When the American Airlines jet was 2.8 kilometers away, the controller confirmed that the Air Canada Rouge plane was to take off from the runway. About 53 seconds later, American Airlines pilots aborted the landing, known in aviation as a “go-around”.

“What was the reason for your visit?” The controller can be heard asking the American Airlines pilot about the air traffic control recording.

“There was a man still on the runway,” said the American Airlines pilot, referring to an Air Canada Rouge jet that was about to take off.

“It’s a good reason,” replied the controller.

At their closest point, there were two aircraft approximately 1.1 kilometers from each other. There were no injuries and no damage to any aircraft, but the report comes at a time when US airports are seeing an uptick in close calls, also known as runway incursions.

On Wednesday the NTSB and the US Federal Aviation Authority (FAA) held a safety summit with representatives from industry, unions and aviation experts to discuss these near-misses.

Since January, the NTSB is investigating six runway intrusions. Last month in Austin, Texas, a FedEx cargo plane came within 30 meters of a Southwest Airlines jet. In Burbank, California, two aircraft came within 90 meters of each other after a controller cleared a smaller aircraft to land on the same runway as the other.
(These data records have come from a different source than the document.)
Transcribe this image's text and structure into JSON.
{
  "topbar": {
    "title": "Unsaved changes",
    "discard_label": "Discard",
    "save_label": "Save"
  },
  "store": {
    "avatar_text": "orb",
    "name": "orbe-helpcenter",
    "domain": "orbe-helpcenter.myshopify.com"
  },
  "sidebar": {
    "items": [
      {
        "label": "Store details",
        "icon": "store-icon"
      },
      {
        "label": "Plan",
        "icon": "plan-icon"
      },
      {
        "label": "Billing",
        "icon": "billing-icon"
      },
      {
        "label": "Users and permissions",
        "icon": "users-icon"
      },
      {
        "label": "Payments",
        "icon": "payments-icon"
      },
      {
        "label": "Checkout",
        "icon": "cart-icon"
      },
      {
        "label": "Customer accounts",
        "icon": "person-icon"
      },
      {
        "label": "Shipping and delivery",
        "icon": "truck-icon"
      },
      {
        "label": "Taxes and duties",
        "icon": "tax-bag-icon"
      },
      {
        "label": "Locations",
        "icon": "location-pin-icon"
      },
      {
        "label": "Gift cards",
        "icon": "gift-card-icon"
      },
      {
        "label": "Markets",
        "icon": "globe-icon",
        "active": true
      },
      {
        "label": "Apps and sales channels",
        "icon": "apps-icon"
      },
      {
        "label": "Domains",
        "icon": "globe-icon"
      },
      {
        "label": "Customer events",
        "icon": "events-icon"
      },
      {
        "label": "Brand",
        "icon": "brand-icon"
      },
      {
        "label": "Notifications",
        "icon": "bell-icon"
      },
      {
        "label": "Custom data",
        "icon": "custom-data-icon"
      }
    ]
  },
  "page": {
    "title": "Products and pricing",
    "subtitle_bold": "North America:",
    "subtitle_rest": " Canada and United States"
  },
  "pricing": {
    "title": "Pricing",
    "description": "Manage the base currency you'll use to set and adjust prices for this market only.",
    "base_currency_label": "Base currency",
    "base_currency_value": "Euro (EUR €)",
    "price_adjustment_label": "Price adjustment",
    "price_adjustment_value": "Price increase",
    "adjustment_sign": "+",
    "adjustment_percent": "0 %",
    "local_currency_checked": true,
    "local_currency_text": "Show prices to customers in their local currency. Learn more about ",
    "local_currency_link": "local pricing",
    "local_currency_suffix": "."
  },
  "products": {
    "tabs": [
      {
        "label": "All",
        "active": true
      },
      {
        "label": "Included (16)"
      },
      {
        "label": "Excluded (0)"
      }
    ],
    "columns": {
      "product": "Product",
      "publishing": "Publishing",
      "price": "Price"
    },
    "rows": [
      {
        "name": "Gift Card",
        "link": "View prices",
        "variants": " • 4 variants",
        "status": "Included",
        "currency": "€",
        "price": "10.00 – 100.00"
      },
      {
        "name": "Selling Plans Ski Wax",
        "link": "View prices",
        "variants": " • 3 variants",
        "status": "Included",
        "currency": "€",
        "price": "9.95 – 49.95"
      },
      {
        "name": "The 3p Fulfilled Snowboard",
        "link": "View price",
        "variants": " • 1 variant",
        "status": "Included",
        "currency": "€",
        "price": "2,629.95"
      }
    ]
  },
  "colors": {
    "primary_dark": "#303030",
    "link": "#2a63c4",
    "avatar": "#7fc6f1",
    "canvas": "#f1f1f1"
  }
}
There have been no aviation accidents in the US since 2009, but NTSB Chairman Jennifer Homendy Said that these recent events should serve as a “wake-up call”.

“There have been too many close calls and near-collisions recently, any of which could have had disastrous consequences,” he told the summit on Wednesday.

Neither the FAA nor the NTSB have identified an underlying cause to explain the spike in runway intrusions, but Homendy called for adequate training and retraining for employees in the aviation industry and pandemic-induced layoffs and furloughs. Called upon to join and rejoin the workforce after retirement. , The FAA has also pledged to review runway incursion data to identify underlying factors.

“There’s no question that aviation is amazingly safe, but the vigilance can never take a holiday,” Acting FAA Administrator Billy Nolen said in a statement on Wednesday. “We must ask ourselves difficult and sometimes uncomfortable questions, even when we believe the system is right.”

With files from The Associated Press.